SIOUX FALLS, S.D. (KELO) — The School Administrators of South Dakota will hold workshops for school board members, teachers, and administrators—the first in Rapid City on September 7th. AI has a lot of promise for better education, but it can also impact a child’s education negatively.

“Please give me five questions to ask 5th-grade students who are understanding the place value system in a math class,” DSU’s David DeJong said out loud as he typed the words into his computer.

DeJong says when people first see it in action they are amazed at what artificial intelligence can do. In a matter of seconds, the requested questions came up on the screen.

“If you know which questions to ask, you can ask them to generate, and then it just lists the questions,” he told us.

Dejong says teachers can use Chat GTP to save time. The trick is, they have to tweak and edit to make sure it is usable. In the hands of a student, the technology could be exploited, and teachers need to know how to handle that type of situation.

“Now students are just asking Chat GTP to write papers for them and they are trying to figure out how to get away with submitting artificial intelligence work into their classroom and that in education is something we relied on a lot is for people to think and write, you know the game just changed,” said DeJong.

At Brandon Valley Schools, Superintendent Jarod Larson is well aware of the future challenges AI can generate for the district’s teachers.

“There are pros, and there are cons, and there are certainly unintended consequences,” said Larson.

His district will spend the upcoming year learning about AI and how it can be implemented in the classroom.

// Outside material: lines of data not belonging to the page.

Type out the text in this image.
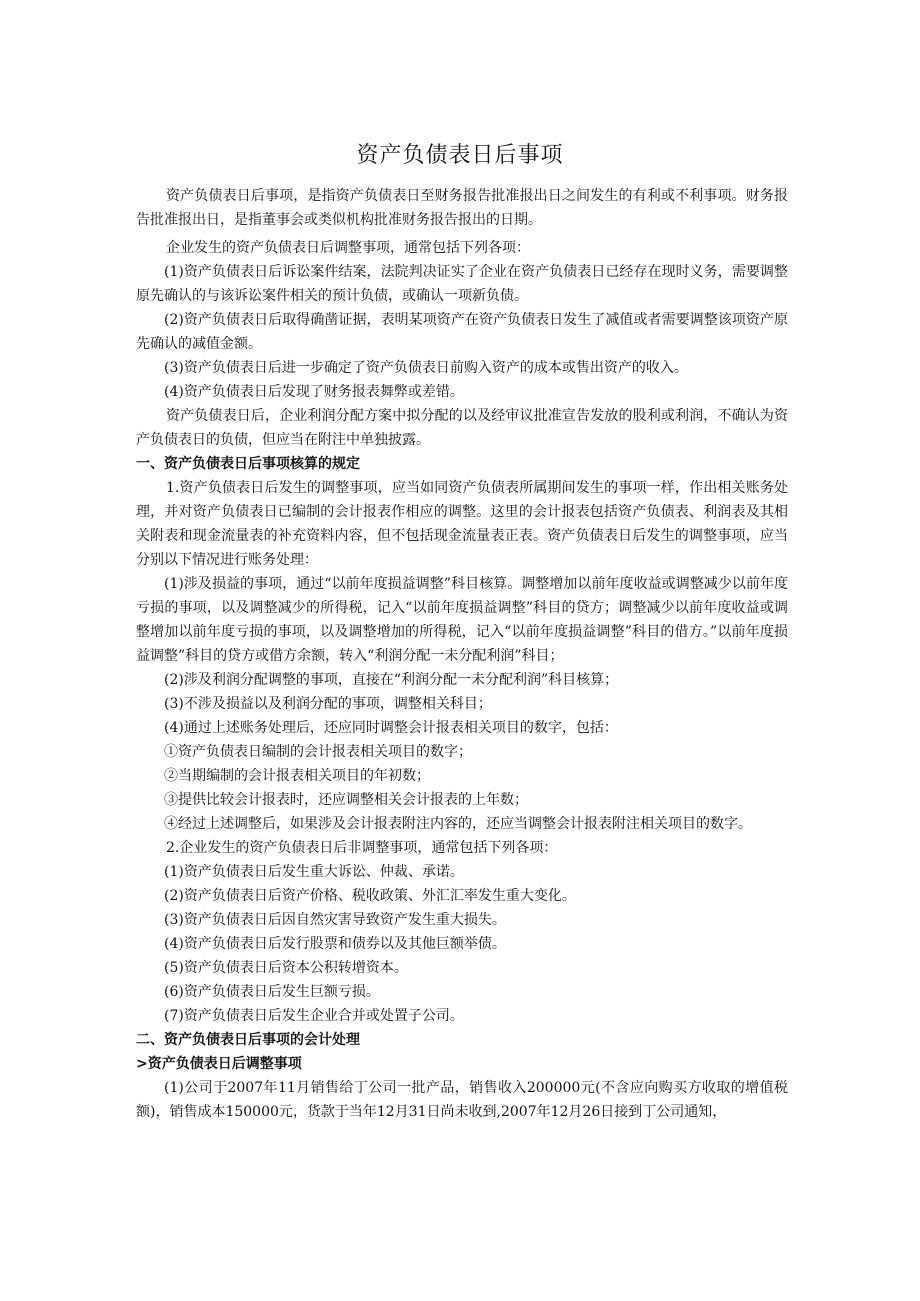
资产负债表日后事项

资产负债表日后事项，是指资产负债表日至财务报告批准报出日之间发生的有利或不利事项。财务报告批准报出日，是指董事会或类似机构批准财务报告报出的日期。

企业发生的资产负债表日后调整事项，通常包括下列各项：

(1)资产负债表日后诉讼案件结案，法院判决证实了企业在资产负债表日已经存在现时义务，需要调整原先确认的与该诉讼案件相关的预计负债，或确认一项新负债。

(2)资产负债表日后取得确凿证据，表明某项资产在资产负债表日发生了减值或者需要调整该项资产原先确认的减值金额。

(3)资产负债表日后进一步确定了资产负债表日前购入资产的成本或售出资产的收入。

(4)资产负债表日后发现了财务报表舞弊或差错。

资产负债表日后，企业利润分配方案中拟分配的以及经审议批准宣告发放的股利或利润，不确认为资产负债表日的负债，但应当在附注中单独披露。

一、资产负债表日后事项核算的规定

1.资产负债表日后发生的调整事项，应当如同资产负债表所属期间发生的事项一样，作出相关账务处理，并对资产负债表日已编制的会计报表作相应的调整。这里的会计报表包括资产负债表、利润表及其相关附表和现金流量表的补充资料内容，但不包括现金流量表正表。资产负债表日后发生的调整事项，应当分别以下情况进行账务处理：

(1)涉及损益的事项，通过“以前年度损益调整”科目核算。调整增加以前年度收益或调整减少以前年度亏损的事项，以及调整减少的所得税，记入“以前年度损益调整”科目的贷方；调整减少以前年度收益或调整增加以前年度亏损的事项，以及调整增加的所得税，记入“以前年度损益调整”科目的借方。”以前年度损益调整”科目的贷方或借方余额，转入“利润分配一未分配利润”科目；

(2)涉及利润分配调整的事项，直接在“利润分配一未分配利润”科目核算；

(3)不涉及损益以及利润分配的事项，调整相关科目；

(4)通过上述账务处理后，还应同时调整会计报表相关项目的数字，包括：

①资产负债表日编制的会计报表相关项目的数字；

②当期编制的会计报表相关项目的年初数；

③提供比较会计报表时，还应调整相关会计报表的上年数；

④经过上述调整后，如果涉及会计报表附注内容的，还应当调整会计报表附注相关项目的数字。

2.企业发生的资产负债表日后非调整事项，通常包括下列各项：

(1)资产负债表日后发生重大诉讼、仲裁、承诺。

(2)资产负债表日后资产价格、税收政策、外汇汇率发生重大变化。

(3)资产负债表日后因自然灾害导致资产发生重大损失。

(4)资产负债表日后发行股票和债券以及其他巨额举债。

(5)资产负债表日后资本公积转增资本。

(6)资产负债表日后发生巨额亏损。

(7)资产负债表日后发生企业合并或处置子公司。

二、资产负债表日后事项的会计处理

>资产负债表日后调整事项

(1)公司于2007年11月销售给丁公司一批产品，销售收入200000元(不含应向购买方收取的增值税额)，销售成本150000元，货款于当年12月31日尚未收到,2007年12月26日接到丁公司通知，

He wants teachers and principals to help explore the strengths, limitations, and unintended consequences AI can bring to education.

“I think about AI a little bit like I think about a microscope,” said Larson. “Well, you don’t use a microscope every single day in bio; you use it when it is appropriate for the educational activity or the labs, so I think it is very important that we evaluate appropriate uses.”

Larson said when the internet and then smartphones came along, they were supposedly going to change education. Schools adapted, and the impact wasn’t what some expected.

Larson believes AI is an incredible tool for those with the skills and ability to proofread, edit or tweak writing that is produced in draft form by the computer,” said Larson.

“I do believe this firmly and wholeheartedly that never, ever, ever before has it been more important for educational systems to teach fundamental skills such as reading, writing, and math.”

Dejong is helping organize the upcoming workshops for teachers, principals and school board members. He is Dean of the College of Education at DSU.

So he understands how artificial intelligence can impact a young person’s education and how teachers can use it to their advantage.

“We have more information at our fingertips than we’ve ever had before, said DeJong. “We just need to get our teachers, principals, and superintendents into the habit of using artificial intelligence to make them better teachers.”

Artificial Intelligence and Schools Workshops will be held in Rapid City, Aberdeen, Harrisburg and Chamberlain in September. This is such a hot topic in education, hundreds of people have already registered.

Here are the dates for the workshops. Rapid City on September 7th, Aberdeen on September 14th, Harrisburg on September 19th, and Chamberlain on September 26th.